“Sonny Boy’s my kid. I made him what he is. And he ain’t no painter.”
A low-rent thief named Weasel (Brad Dourif) accidentally kidnaps a baby when he steals a car. His boss Slue (Paul L. Smith) and transgendered wife Pearl (played by David Carradine with remarkable grace and power, especially considering the type of movie surrounding) decide to raise the child, albeit as a feral instrument of destruction. They keep him in a box with no sunlight. For his 8th birthday, they cut off his tongue. They bring him into town and set him loose on their enemies. He grows up into a murderous naïf, curious and stupefied by the outside world. When the titular Sonny Boy eventually escapes, his adventures bring unwanted attention upon his twisted family.
On paper, this reads like a grimy Texas Chainsaw Massacre rip-off, but writer Graeme Whifler and director Robert Martin Carroll’s film gradually comes together as something altogether stranger than its premise would imply. A large part of that is their decision to play it essentially straight, transforming what could be campy horror into surprisingly affecting melodrama. Their secret is sincerity; no matter how horrific or crazy the events depicted, the creators treat them as real obstacles to these characters’ happiness. This is a film in which multiple people are murdered via cannon, a film in which Brad Dourif gifts his recently severed thumb to the boy who bit it off, a film in which a doctor is discredited due to his use of monkey parts – and it is still enormously affecting.
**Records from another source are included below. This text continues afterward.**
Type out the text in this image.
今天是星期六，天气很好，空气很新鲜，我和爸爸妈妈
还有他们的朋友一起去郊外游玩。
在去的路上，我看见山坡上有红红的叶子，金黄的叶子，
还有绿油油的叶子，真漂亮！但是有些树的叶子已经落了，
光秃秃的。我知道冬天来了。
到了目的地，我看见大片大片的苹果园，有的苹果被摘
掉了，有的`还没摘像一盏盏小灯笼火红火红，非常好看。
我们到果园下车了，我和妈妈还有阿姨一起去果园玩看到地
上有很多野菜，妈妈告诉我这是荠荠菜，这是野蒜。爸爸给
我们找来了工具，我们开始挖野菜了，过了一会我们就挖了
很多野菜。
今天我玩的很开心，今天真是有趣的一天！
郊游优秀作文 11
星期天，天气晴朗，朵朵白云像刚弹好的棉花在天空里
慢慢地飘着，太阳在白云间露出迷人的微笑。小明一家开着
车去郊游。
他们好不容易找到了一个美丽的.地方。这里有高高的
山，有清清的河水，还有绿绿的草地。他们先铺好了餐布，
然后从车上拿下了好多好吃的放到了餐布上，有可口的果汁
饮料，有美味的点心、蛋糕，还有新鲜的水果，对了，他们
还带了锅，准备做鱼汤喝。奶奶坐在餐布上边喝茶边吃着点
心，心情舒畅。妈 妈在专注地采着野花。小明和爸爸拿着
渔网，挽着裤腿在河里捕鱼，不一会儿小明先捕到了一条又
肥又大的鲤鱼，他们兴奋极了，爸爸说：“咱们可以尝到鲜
Sonny Boy is, above all, a film about unconditional love and devotion. Can such a thing exist? Should it? In the case of family, Sonny Boy is faced head on with that question. He was raised by these people, his whole life built by them. But, as he slowly comes to realise, they are definitely not good people, not only to him, but to the entire town they terrorise. Still, Sonny Boy can see the hints of kindness in his family, hidden under all of their grime. To a certain extent, not seeing that good would be a bit existentially damning. The townsfolk’s first reaction to his presence is generally violence and hatred; if he can’t find the humanity of his parents hiding beneath a frightening exterior, why should he expect society to do the same for him? Whifler and Carroll’s answer to these questions paints an ugly, bitter picture of their worldview, but one not without hope.
The surprisingly poignant core is helped immeasurably by the performances and musical score. Everyone here is incredible, especially the aforementioned Carradine, and Michael Boston, who brings a pretty-boy soulfulness to the mute Sonny Boy. Composer Carlo Cordio (who also scored Troll 2, so I don’t know what’s happening) fills the soundtrack with lilting harmonicas, his score seemingly pulled from some lost Western decades before, a cheesy melody that cuts straight through the insanity.
And that’s saying nothing of the theme song, sung by Carradine himself. A wistful country ballad about a futile search for a place where he doesn’t have to cry anymore. Listen as he sings, “Maybe there’s gold at the end of this rainbow/and maybe it’s just pain/and maybe it ain’t”
That’s sincerity if ever I heard it, and that sincerity is as sad as hell.